Implicit Skinning, Part 2

In this post, we'll be going over ""Robust Iso-Surface Tracking for Interactive Character Skinning"" from Vaillant et al. We're following up on their previous work.

So why the follow-up? Well, implicit skinning had some problems. The original method relies on the mesh's skin weights. Because the first step is to skin the mesh normally with traditional methods (LBS/DQS), it can suffer under large joint angles. If a joint bends so drastically that a major self-intersection occurs, the resulting implicit surface operators will fail to produce a quality surface. If self-intersecting vertices cross the scalar field's medial axis, they'll project onto the wrong side of the mesh (remember, it's an iso-surface...). Excessive stretches from the skinning method will not be corrected. Skinned triangles that end up close to parallel with the local gradient of the scalar field may get inverted. Finally, contact surfaces are detected as gradient discontinuities. Failure to explicitly model them as iso-surfaces in the field results in unstable projections. These can be avoided by limiting the character's motion, but that's no fun! See below for a comparison between methods:

To fix these issues, they:

  • Rework their composition operators to truly model and identify contact surfaces rather than trust the vertices to behave appropriately.
  • Revise the skinning solution to not depend on the traditional (they call it geometric) skinning solution of LBS or DQS.
  • Rework the tangential relaxation step to use as-rigid-as-possible (ARAP) transformations, which involves solving a sparse linear system for each vertex(!)
  • Resort to using the previous animation frame's data as input, which presumably helps keep the number of computations low during the energy minimization/optimization steps.

Unfortunately, the authors don't have the source code available for this development of implicit skinning.

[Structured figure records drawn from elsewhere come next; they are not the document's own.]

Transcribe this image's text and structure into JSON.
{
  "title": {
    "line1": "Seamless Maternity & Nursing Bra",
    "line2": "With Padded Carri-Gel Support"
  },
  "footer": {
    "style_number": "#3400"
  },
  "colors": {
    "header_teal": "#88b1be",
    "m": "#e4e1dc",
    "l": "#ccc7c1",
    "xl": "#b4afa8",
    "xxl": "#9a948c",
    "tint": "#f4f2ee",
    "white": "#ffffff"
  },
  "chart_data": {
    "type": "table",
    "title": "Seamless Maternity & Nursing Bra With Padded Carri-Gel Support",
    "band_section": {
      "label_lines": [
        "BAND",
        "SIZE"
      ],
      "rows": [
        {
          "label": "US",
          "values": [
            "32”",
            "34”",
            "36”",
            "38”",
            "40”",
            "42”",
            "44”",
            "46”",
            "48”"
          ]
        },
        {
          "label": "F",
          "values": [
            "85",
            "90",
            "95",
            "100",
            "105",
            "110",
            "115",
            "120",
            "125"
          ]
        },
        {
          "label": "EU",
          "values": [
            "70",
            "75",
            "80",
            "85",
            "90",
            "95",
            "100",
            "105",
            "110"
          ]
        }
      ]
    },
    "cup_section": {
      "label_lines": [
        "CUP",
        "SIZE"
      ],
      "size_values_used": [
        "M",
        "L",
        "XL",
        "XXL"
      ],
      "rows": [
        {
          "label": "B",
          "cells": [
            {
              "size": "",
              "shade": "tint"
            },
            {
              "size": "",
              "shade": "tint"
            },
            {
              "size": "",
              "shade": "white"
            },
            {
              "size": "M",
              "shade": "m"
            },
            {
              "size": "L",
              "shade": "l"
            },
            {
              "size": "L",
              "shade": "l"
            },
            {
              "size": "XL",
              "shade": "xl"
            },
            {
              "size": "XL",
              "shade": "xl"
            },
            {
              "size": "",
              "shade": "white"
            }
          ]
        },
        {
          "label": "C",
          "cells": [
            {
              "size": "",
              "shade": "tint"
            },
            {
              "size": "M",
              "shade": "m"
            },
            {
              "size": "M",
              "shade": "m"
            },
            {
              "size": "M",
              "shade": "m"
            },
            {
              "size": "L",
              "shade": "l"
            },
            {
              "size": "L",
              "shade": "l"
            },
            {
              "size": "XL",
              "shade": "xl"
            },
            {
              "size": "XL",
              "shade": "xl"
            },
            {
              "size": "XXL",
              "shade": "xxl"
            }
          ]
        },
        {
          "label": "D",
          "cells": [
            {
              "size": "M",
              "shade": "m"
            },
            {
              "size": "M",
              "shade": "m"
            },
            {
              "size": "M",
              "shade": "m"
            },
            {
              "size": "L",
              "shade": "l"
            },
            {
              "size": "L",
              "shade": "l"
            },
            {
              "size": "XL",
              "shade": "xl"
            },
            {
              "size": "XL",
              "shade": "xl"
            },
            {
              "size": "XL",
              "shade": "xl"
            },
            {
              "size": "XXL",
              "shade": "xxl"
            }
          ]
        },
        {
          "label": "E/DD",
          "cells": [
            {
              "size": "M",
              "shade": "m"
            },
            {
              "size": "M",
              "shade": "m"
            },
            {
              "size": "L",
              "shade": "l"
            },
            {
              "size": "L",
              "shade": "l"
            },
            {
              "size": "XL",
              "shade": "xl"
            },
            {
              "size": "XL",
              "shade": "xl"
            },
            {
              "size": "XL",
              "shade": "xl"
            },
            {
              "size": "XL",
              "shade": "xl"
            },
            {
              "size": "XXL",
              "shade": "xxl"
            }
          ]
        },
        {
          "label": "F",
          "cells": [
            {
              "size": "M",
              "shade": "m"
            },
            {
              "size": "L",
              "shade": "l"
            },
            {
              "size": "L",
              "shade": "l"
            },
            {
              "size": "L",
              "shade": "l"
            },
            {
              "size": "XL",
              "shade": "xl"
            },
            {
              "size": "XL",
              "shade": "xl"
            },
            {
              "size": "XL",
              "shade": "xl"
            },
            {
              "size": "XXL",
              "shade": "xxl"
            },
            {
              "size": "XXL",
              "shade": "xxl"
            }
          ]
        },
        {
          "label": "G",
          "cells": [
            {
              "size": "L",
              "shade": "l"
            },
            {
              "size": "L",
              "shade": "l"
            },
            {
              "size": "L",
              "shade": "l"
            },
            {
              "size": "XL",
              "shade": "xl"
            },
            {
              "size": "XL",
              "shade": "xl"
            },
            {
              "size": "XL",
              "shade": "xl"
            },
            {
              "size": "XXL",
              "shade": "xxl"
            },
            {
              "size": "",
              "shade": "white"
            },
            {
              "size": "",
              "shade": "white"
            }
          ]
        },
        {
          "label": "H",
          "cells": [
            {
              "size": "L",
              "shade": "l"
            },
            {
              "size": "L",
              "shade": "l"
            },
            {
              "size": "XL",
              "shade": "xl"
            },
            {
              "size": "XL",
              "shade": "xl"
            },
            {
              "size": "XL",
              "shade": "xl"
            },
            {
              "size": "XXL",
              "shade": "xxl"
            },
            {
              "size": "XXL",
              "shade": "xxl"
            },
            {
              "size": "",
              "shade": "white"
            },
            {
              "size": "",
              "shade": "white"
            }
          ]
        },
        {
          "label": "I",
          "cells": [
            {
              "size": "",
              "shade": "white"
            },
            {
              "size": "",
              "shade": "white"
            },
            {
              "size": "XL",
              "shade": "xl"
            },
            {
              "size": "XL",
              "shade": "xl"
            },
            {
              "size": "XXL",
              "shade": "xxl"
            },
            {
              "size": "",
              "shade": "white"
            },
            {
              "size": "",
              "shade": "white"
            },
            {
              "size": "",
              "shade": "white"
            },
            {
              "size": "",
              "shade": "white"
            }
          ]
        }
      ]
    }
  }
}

The papers makes a claim about no longer requiring skinning weights, but I wouldn't say that's completely true. While they no longer perform geometric skinning as an initial state before vertex projection / tangential relaxation, they still depend on skinning weights to 1) partition the mesh, and 2) compute weighted average rotation matrices for each vertex in the right-hand side vector for the ARAP sparse linear system.